「うどん県」が挑むバイオマス発電、ようやく広がる太陽光エネルギー列島2013年版(37)香川

讃岐うどんの本場・香川県ならではの再生可能エネルギーがある。うどんの生産工程で発生する廃棄部分からメタンガスとエタノールを生成して、電気や温水を作り出す。うどんを茹でる燃料にも再利用できる「うどんまるごと循環プロジェクト」で独自のエネルギーサイクルを拡大中だ。

» 2013年12月10日 09時00分 公開
[石田雅也スマートジャパン]

 香川県の高松市で「うどんまるごと循環プロジェクト」が始まったのは2012年1月のことだ。県内にはうどん店のほかに製麺所が数多くあり、生産から時間が経過したものを含めて、廃棄処分になる量は想像以上に多い。この「生うどん」という貴重なバイオマスからエネルギーを作り出し、循環型の社会モデルを構築することがプロジェクトの目的である(図1)。

図1 「うどんまるごと循環プロジェクト」の全体像。出典:うどんまるごと循環プロジェクト

 プロジェクトの中核を担うのは、地元の産業機械メーカー「ちよだ製作所」である。2008年から社内にバイオガス実証プラントを設置して、食品廃棄物などからメタンガスやエタノールを生成する試みを続けてきた(図2)。

 そしてプロジェクト発足から3カ月後の2012年4月には、うどんの廃棄部分を製麺所などから収集してエタノールの生産を開始した。うどんに酵素や酵母、水を加えて発酵させると、2日程度でエタノールができる。このエタノールを燃料にして、うどん店でうどんをゆでるのに利用する。

図2 ちよだ製作所のバイオガス/エタノール実証プラント。出典:ちよだ製作所

 さらにエタノールの発酵後に残るカスを再び発酵させると、メタンガスを作ることができる。

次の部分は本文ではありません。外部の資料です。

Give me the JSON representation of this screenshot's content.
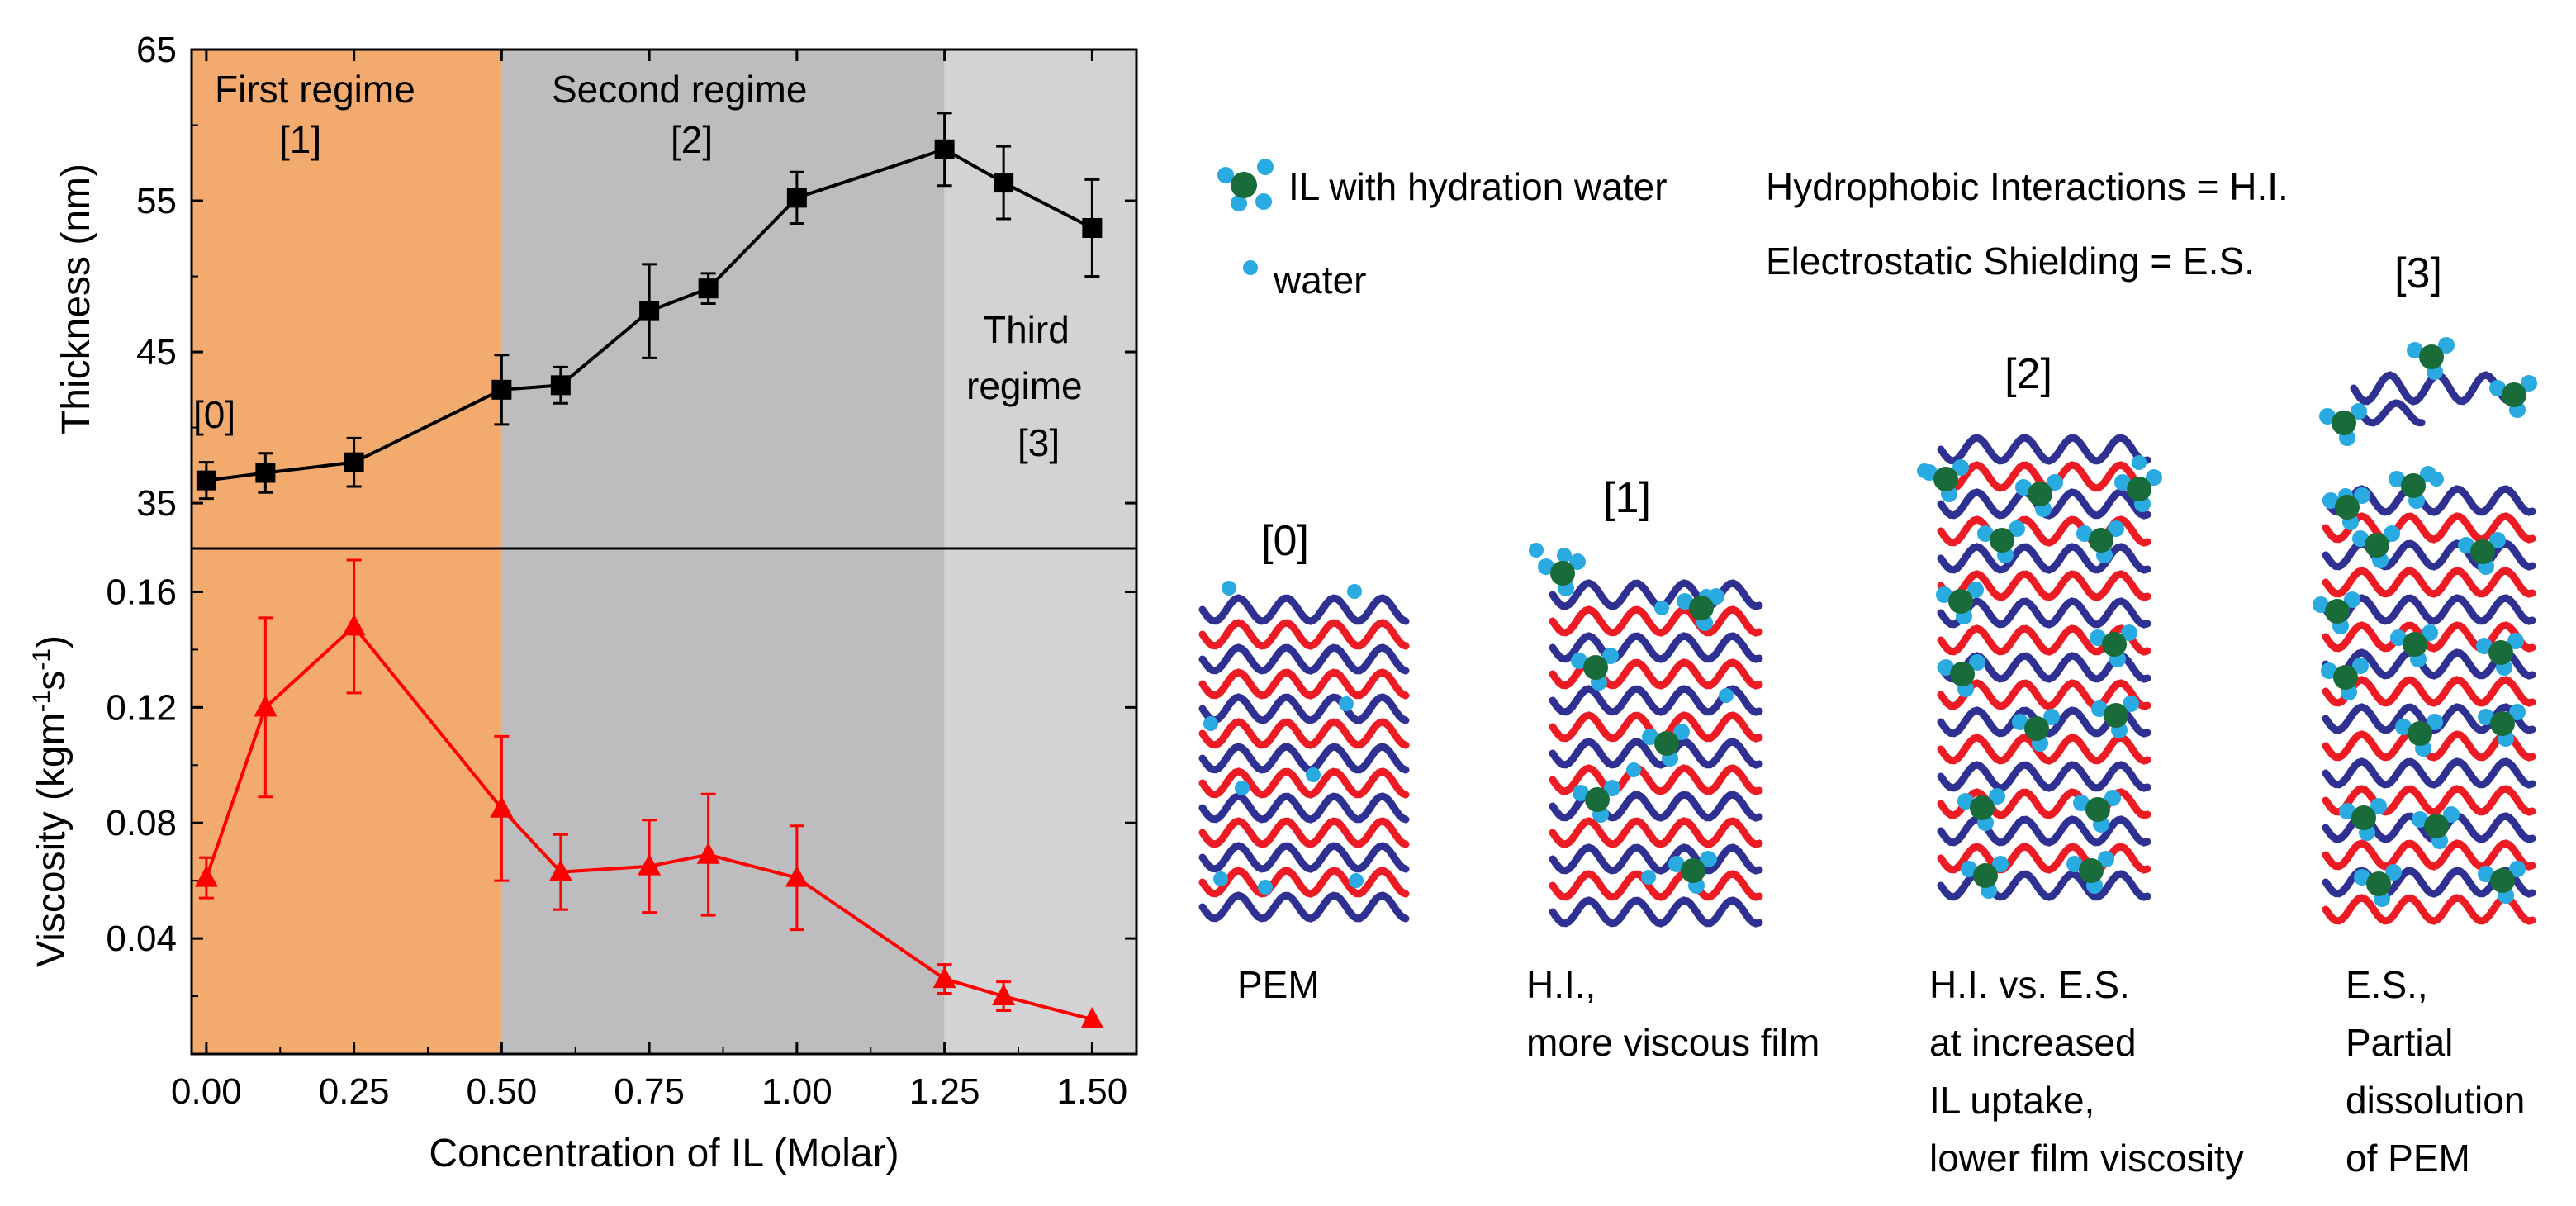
{
  "chart_data": [
    {
      "type": "line",
      "panel": "top",
      "ylabel": "Thickness (nm)",
      "ylim": [
        32,
        65
      ],
      "yticks": [
        35,
        45,
        55,
        65
      ],
      "series": [
        {
          "name": "Thickness",
          "color": "#000000",
          "marker": "square",
          "x": [
            0,
            0.1,
            0.25,
            0.5,
            0.6,
            0.75,
            0.85,
            1.0,
            1.25,
            1.35,
            1.5
          ],
          "values": [
            36.5,
            37.0,
            37.7,
            42.5,
            42.8,
            47.7,
            49.2,
            55.2,
            58.4,
            56.2,
            53.2
          ],
          "errors": [
            1.2,
            1.3,
            1.6,
            2.3,
            1.2,
            3.1,
            1.0,
            1.7,
            2.4,
            2.4,
            3.2
          ]
        }
      ],
      "annotations": [
        {
          "text": "First regime",
          "id": "r1a"
        },
        {
          "text": "[1]",
          "id": "r1b"
        },
        {
          "text": "Second regime",
          "id": "r2a"
        },
        {
          "text": "[2]",
          "id": "r2b"
        },
        {
          "text": "Third",
          "id": "r3a"
        },
        {
          "text": "regime",
          "id": "r3b"
        },
        {
          "text": "[3]",
          "id": "r3c"
        },
        {
          "text": "[0]",
          "id": "r0"
        }
      ]
    },
    {
      "type": "line",
      "panel": "bottom",
      "ylabel": "Viscosity (kgm",
      "ylabel_sup1": "-1",
      "ylabel_mid": "s",
      "ylabel_sup2": "-1",
      "ylabel_end": ")",
      "ylim": [
        0.0,
        0.175
      ],
      "yticks": [
        "0.04",
        "0.08",
        "0.12",
        "0.16"
      ],
      "series": [
        {
          "name": "Viscosity",
          "color": "#ff0000",
          "marker": "triangle",
          "x": [
            0,
            0.1,
            0.25,
            0.5,
            0.6,
            0.75,
            0.85,
            1.0,
            1.25,
            1.35,
            1.5
          ],
          "values": [
            0.061,
            0.12,
            0.148,
            0.085,
            0.063,
            0.065,
            0.069,
            0.061,
            0.026,
            0.02,
            0.012
          ],
          "errors": [
            0.007,
            0.031,
            0.023,
            0.025,
            0.013,
            0.016,
            0.021,
            0.018,
            0.005,
            0.005,
            0.0
          ]
        }
      ]
    }
  ],
  "xaxis": {
    "label": "Concentration of IL (Molar)",
    "xlim": [
      -0.025,
      1.575
    ],
    "ticks": [
      "0.00",
      "0.25",
      "0.50",
      "0.75",
      "1.00",
      "1.25",
      "1.50"
    ],
    "tick_values": [
      0,
      0.25,
      0.5,
      0.75,
      1.0,
      1.25,
      1.5
    ]
  },
  "regimes": [
    {
      "from": -0.025,
      "to": 0.5,
      "color": "#f2aa6e"
    },
    {
      "from": 0.5,
      "to": 1.25,
      "color": "#bdbdbf"
    },
    {
      "from": 1.25,
      "to": 1.575,
      "color": "#d3d3d5"
    }
  ],
  "legend": {
    "il_label": "IL with hydration water",
    "water_label": "water",
    "hi_def": "Hydrophobic Interactions = H.I.",
    "es_def": "Electrostatic Shielding = E.S."
  },
  "schematics": [
    {
      "label": "[0]",
      "caption": [
        "PEM"
      ]
    },
    {
      "label": "[1]",
      "caption": [
        "H.I.,",
        "more viscous film"
      ]
    },
    {
      "label": "[2]",
      "caption": [
        "H.I. vs. E.S.",
        "at increased",
        "IL uptake,",
        "lower film viscosity"
      ]
    },
    {
      "label": "[3]",
      "caption": [
        "E.S.,",
        "Partial",
        "dissolution",
        "of PEM"
      ]
    }
  ],
  "colors": {
    "blue_chain": "#2e3192",
    "red_chain": "#ed1c24",
    "water": "#29abe2",
    "il": "#1a6b3a"
  }
}
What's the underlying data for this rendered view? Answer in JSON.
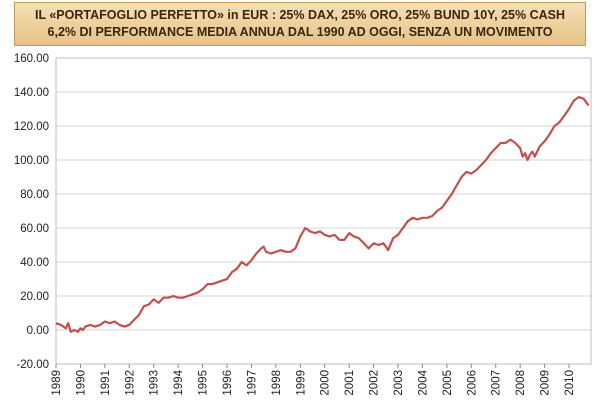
{
  "title_line1": "IL «PORTAFOGLIO PERFETTO» in EUR : 25% DAX, 25% ORO, 25% BUND 10Y, 25% CASH",
  "title_line2": "6,2% DI PERFORMANCE MEDIA ANNUA DAL 1990 AD OGGI, SENZA UN MOVIMENTO",
  "chart_data": {
    "type": "line",
    "title": "IL «PORTAFOGLIO PERFETTO» in EUR : 25% DAX, 25% ORO, 25% BUND 10Y, 25% CASH",
    "subtitle": "6,2% DI PERFORMANCE MEDIA ANNUA DAL 1990 AD OGGI, SENZA UN MOVIMENTO",
    "xlabel": "",
    "ylabel": "",
    "ylim": [
      -20,
      160
    ],
    "yticks": [
      "160.00",
      "140.00",
      "120.00",
      "100.00",
      "80.00",
      "60.00",
      "40.00",
      "20.00",
      "0.00",
      "-20.00"
    ],
    "xticks": [
      "1989",
      "1990",
      "1991",
      "1992",
      "1993",
      "1994",
      "1995",
      "1996",
      "1997",
      "1998",
      "1999",
      "2000",
      "2001",
      "2002",
      "2003",
      "2004",
      "2005",
      "2006",
      "2007",
      "2008",
      "2009",
      "2010"
    ],
    "grid": true,
    "line_color": "#c0504d",
    "series": [
      {
        "x": [
          1989.0,
          1989.2,
          1989.4,
          1989.5,
          1989.6,
          1989.75,
          1989.9,
          1990.0,
          1990.1,
          1990.2,
          1990.4,
          1990.6,
          1990.8,
          1991.0,
          1991.2,
          1991.4,
          1991.6,
          1991.8,
          1992.0,
          1992.2,
          1992.4,
          1992.6,
          1992.8,
          1993.0,
          1993.2,
          1993.4,
          1993.6,
          1993.8,
          1994.0,
          1994.2,
          1994.4,
          1994.6,
          1994.8,
          1995.0,
          1995.2,
          1995.4,
          1995.6,
          1995.8,
          1996.0,
          1996.2,
          1996.4,
          1996.6,
          1996.8,
          1997.0,
          1997.2,
          1997.4,
          1997.5,
          1997.6,
          1997.8,
          1998.0,
          1998.2,
          1998.4,
          1998.6,
          1998.8,
          1999.0,
          1999.2,
          1999.4,
          1999.6,
          1999.8,
          2000.0,
          2000.2,
          2000.4,
          2000.6,
          2000.8,
          2001.0,
          2001.2,
          2001.4,
          2001.6,
          2001.8,
          2002.0,
          2002.2,
          2002.4,
          2002.6,
          2002.8,
          2003.0,
          2003.2,
          2003.4,
          2003.6,
          2003.8,
          2004.0,
          2004.2,
          2004.4,
          2004.6,
          2004.8,
          2005.0,
          2005.2,
          2005.4,
          2005.6,
          2005.8,
          2006.0,
          2006.2,
          2006.4,
          2006.6,
          2006.8,
          2007.0,
          2007.2,
          2007.4,
          2007.6,
          2007.8,
          2008.0,
          2008.1,
          2008.2,
          2008.3,
          2008.4,
          2008.5,
          2008.6,
          2008.8,
          2009.0,
          2009.2,
          2009.4,
          2009.6,
          2009.8,
          2010.0,
          2010.2,
          2010.4,
          2010.6,
          2010.8
        ],
        "y": [
          4,
          3,
          1,
          4,
          -1,
          0,
          -1,
          1,
          0,
          2,
          3,
          2,
          3,
          5,
          4,
          5,
          3,
          2,
          3,
          6,
          9,
          14,
          15,
          18,
          16,
          19,
          19,
          20,
          19,
          19,
          20,
          21,
          22,
          24,
          27,
          27,
          28,
          29,
          30,
          34,
          36,
          40,
          38,
          41,
          45,
          48,
          49,
          46,
          45,
          46,
          47,
          46,
          46,
          48,
          55,
          60,
          58,
          57,
          58,
          56,
          55,
          56,
          53,
          53,
          57,
          55,
          54,
          51,
          48,
          51,
          50,
          51,
          47,
          54,
          56,
          60,
          64,
          66,
          65,
          66,
          66,
          67,
          70,
          72,
          76,
          80,
          85,
          90,
          93,
          92,
          94,
          97,
          100,
          104,
          107,
          110,
          110,
          112,
          110,
          107,
          102,
          104,
          100,
          103,
          105,
          102,
          108,
          111,
          115,
          120,
          122,
          126,
          130,
          135,
          137,
          136,
          132
        ]
      }
    ]
  }
}
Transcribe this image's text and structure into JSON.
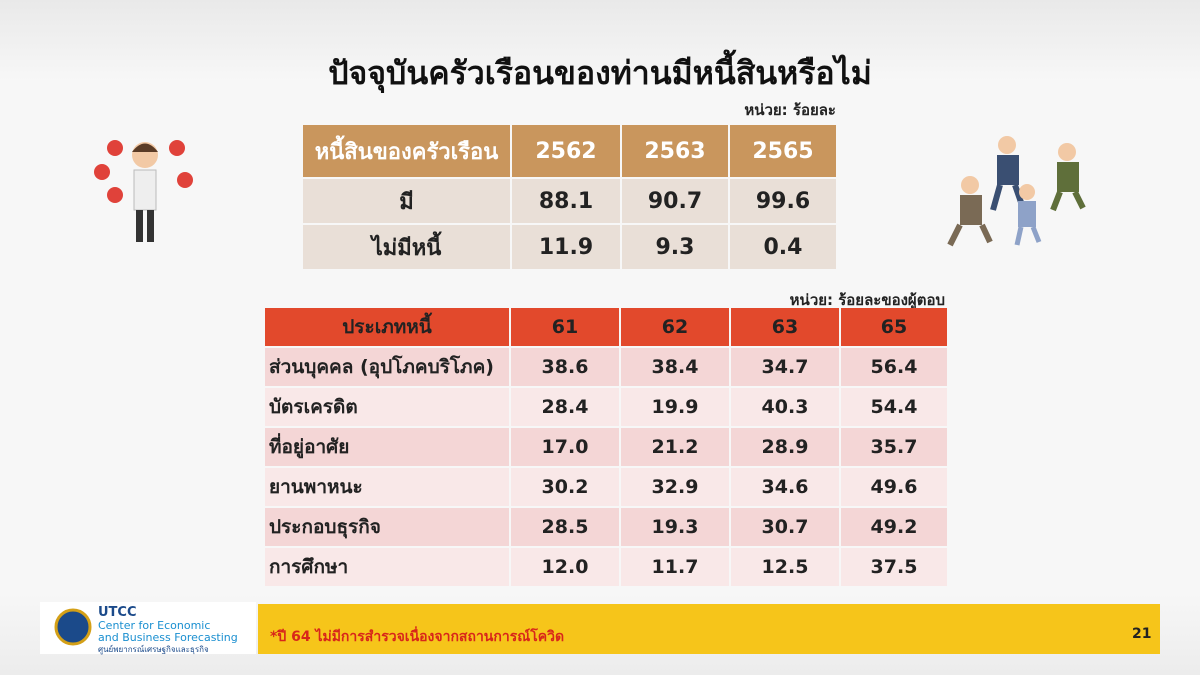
{
  "header": {
    "title": "ปัจจุบันครัวเรือนของท่านมีหนี้สินหรือไม่"
  },
  "table1": {
    "unit": "หน่วย: ร้อยละ",
    "columns": [
      "หนี้สินของครัวเรือน",
      "2562",
      "2563",
      "2565"
    ],
    "rows": [
      [
        "มี",
        "88.1",
        "90.7",
        "99.6"
      ],
      [
        "ไม่มีหนี้",
        "11.9",
        "9.3",
        "0.4"
      ]
    ]
  },
  "table2": {
    "unit": "หน่วย: ร้อยละของผู้ตอบ",
    "columns": [
      "ประเภทหนี้",
      "61",
      "62",
      "63",
      "65"
    ],
    "rows": [
      [
        "ส่วนบุคคล (อุปโภคบริโภค)",
        "38.6",
        "38.4",
        "34.7",
        "56.4"
      ],
      [
        "บัตรเครดิต",
        "28.4",
        "19.9",
        "40.3",
        "54.4"
      ],
      [
        "ที่อยู่อาศัย",
        "17.0",
        "21.2",
        "28.9",
        "35.7"
      ],
      [
        "ยานพาหนะ",
        "30.2",
        "32.9",
        "34.6",
        "49.6"
      ],
      [
        "ประกอบธุรกิจ",
        "28.5",
        "19.3",
        "30.7",
        "49.2"
      ],
      [
        "การศึกษา",
        "12.0",
        "11.7",
        "12.5",
        "37.5"
      ]
    ]
  },
  "footer": {
    "logo": {
      "name": "UTCC",
      "line1": "Center for Economic",
      "line2": "and Business Forecasting",
      "thai": "ศูนย์พยากรณ์เศรษฐกิจและธุรกิจ"
    },
    "note": "*ปี 64 ไม่มีการสำรวจเนื่องจากสถานการณ์โควิด",
    "page": "21"
  }
}
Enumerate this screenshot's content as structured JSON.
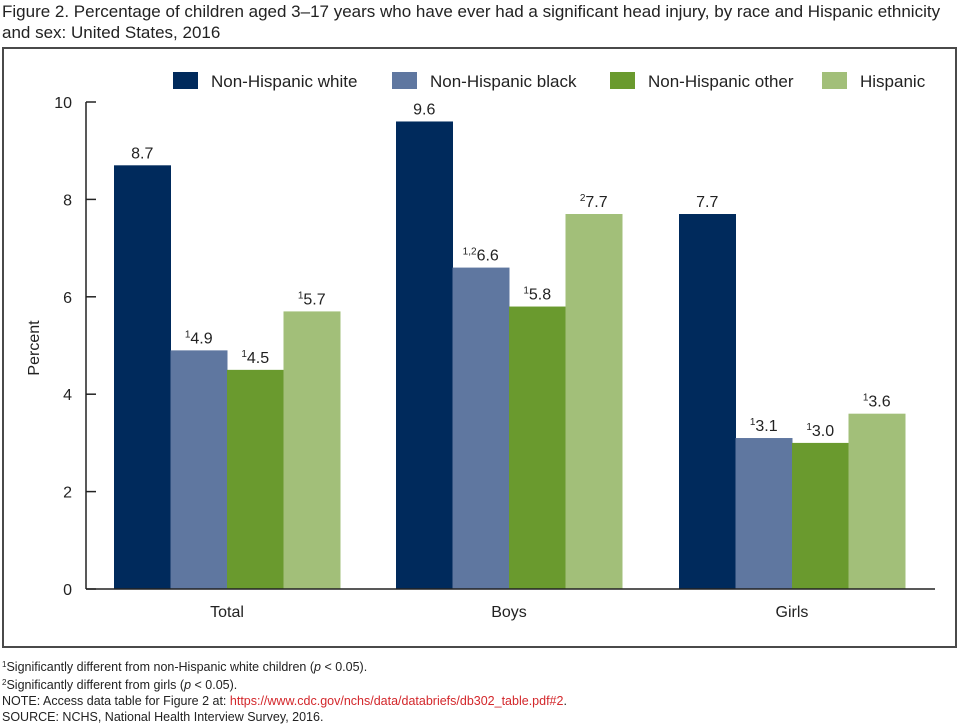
{
  "figure": {
    "title": "Figure 2. Percentage of children aged 3–17 years who have ever had a significant head injury, by race and Hispanic ethnicity and sex: United States, 2016"
  },
  "chart_data": {
    "type": "bar",
    "title": "Percentage of children aged 3–17 years who have ever had a significant head injury, by race and Hispanic ethnicity and sex: United States, 2016",
    "xlabel": "",
    "ylabel": "Percent",
    "ylim": [
      0,
      10
    ],
    "yticks": [
      0,
      2,
      4,
      6,
      8,
      10
    ],
    "grid": false,
    "legend_position": "top",
    "categories": [
      "Total",
      "Boys",
      "Girls"
    ],
    "series": [
      {
        "name": "Non-Hispanic white",
        "color": "#002a5c",
        "values": [
          8.7,
          9.6,
          7.7
        ],
        "notes": [
          "",
          "",
          ""
        ]
      },
      {
        "name": "Non-Hispanic black",
        "color": "#5f77a0",
        "values": [
          4.9,
          6.6,
          3.1
        ],
        "notes": [
          "1",
          "1,2",
          "1"
        ]
      },
      {
        "name": "Non-Hispanic other",
        "color": "#6a9a2e",
        "values": [
          4.5,
          5.8,
          3.0
        ],
        "notes": [
          "1",
          "1",
          "1"
        ]
      },
      {
        "name": "Hispanic",
        "color": "#a2bf79",
        "values": [
          5.7,
          7.7,
          3.6
        ],
        "notes": [
          "1",
          "2",
          "1"
        ]
      }
    ]
  },
  "footnotes": {
    "fn1_mark": "1",
    "fn1_text_a": "Significantly different from non-Hispanic white children (",
    "fn1_p": "p",
    "fn1_text_b": " < 0.05).",
    "fn2_mark": "2",
    "fn2_text_a": "Significantly different from girls (",
    "fn2_p": "p",
    "fn2_text_b": " < 0.05).",
    "note_label": "NOTE: Access data table for Figure 2 at: ",
    "note_link": "https://www.cdc.gov/nchs/data/databriefs/db302_table.pdf#2",
    "note_end": ".",
    "source": "SOURCE: NCHS, National Health Interview Survey, 2016."
  }
}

メタンガスを使ったバイオマス発電設備は2013年8月に稼働した。年間の発電量は18万kWhを見込み、固定価格買取制度(バイオガスの場合は1kWhあたり39円)を適用すると700万円程度の売電収入になる。

 生うどんからの最終成分は、メタンガスを生成した後のカスである。これも農業用の肥料にして、小麦や野菜などの栽培に生かす。その小麦から、うどんを作れば、まさに循環型のモデルが完成するわけだ(図3)。

 プロジェクトのスローガンには「うどんからうどんを作る」と「うどんでうどんを茹でる」の2つがある。うどんを余すところなく最大限に活用しながら再生可能エネルギーを拡大する取り組みである。

図3 「うどんまるごと循環プロジェクト」の事業モデル。出典:うどんまるごと循環プロジェクト

 香川県は面積が全国で最も小さく、再生可能エネルギーの導入量も最下位の47位にとどまっている(図4)。これまでは瀬戸内海の豊富な日射量を生かし切れていなかったが、ようやく最近になってメガソーラーの建設計画が広がってきた。

図4 香川県の再生可能エネルギー供給量。出典:千葉大学倉阪研究室、環境エネルギー政策研究所

 実は今から30年以上前の1981年に、瀬戸内海に面した三豊市の仁尾町(におちょう)で「仁尾太陽博」が開かれたことがある。世界初の太陽熱を利用した1MWのメガソーラーを建設したが、残念ながら実用化には至らなかった。

 このメガソーラーの跡地で、2013年11月に「サンシャインパーク仁尾」が2.5MWの規模で運転を開始した(図5)。太陽熱と太陽光の違いはあるものの、32年の月日を経て、発電規模が2.5倍になって生まれ変わった格好だ。

 事業を運営するのは四国電力グループの四電工と地元の建設会社である。約3万平方メートルの土地に1万枚の太陽光パネルを設置した。年間の発電量は250万kWhになり、一般家庭で700世帯分に相当する。32年前のメガソーラーと違って、最低でも20年間は稼働し続ける。

図5 「サンシャインパーク仁尾」の全景と所在地。出典:四電工

 同じ三豊市内では2013年10月にも、2.3MWのメガソーラーが運転を開始している。日当たりの良い養鶏場の跡地にオリックスが建設した(図6)。年間の発電量は仁尾町のメガソーラーと同様の250万kWhを見込んでいる。

図6 「オリックス三豊メガソーラー発電所」の建設前と完成後。出典:三豊市総務部、オリックス

 このほかに高松市のえび養殖場の跡地でも、京セラグループが2MWのメガソーラーを建設する計画だ。瀬戸内海の沿岸部には太陽光発電に適した用地が数多く残っている。日射量を生かしたメガソーラーの開発プロジェクトは、まだまだ増えていく。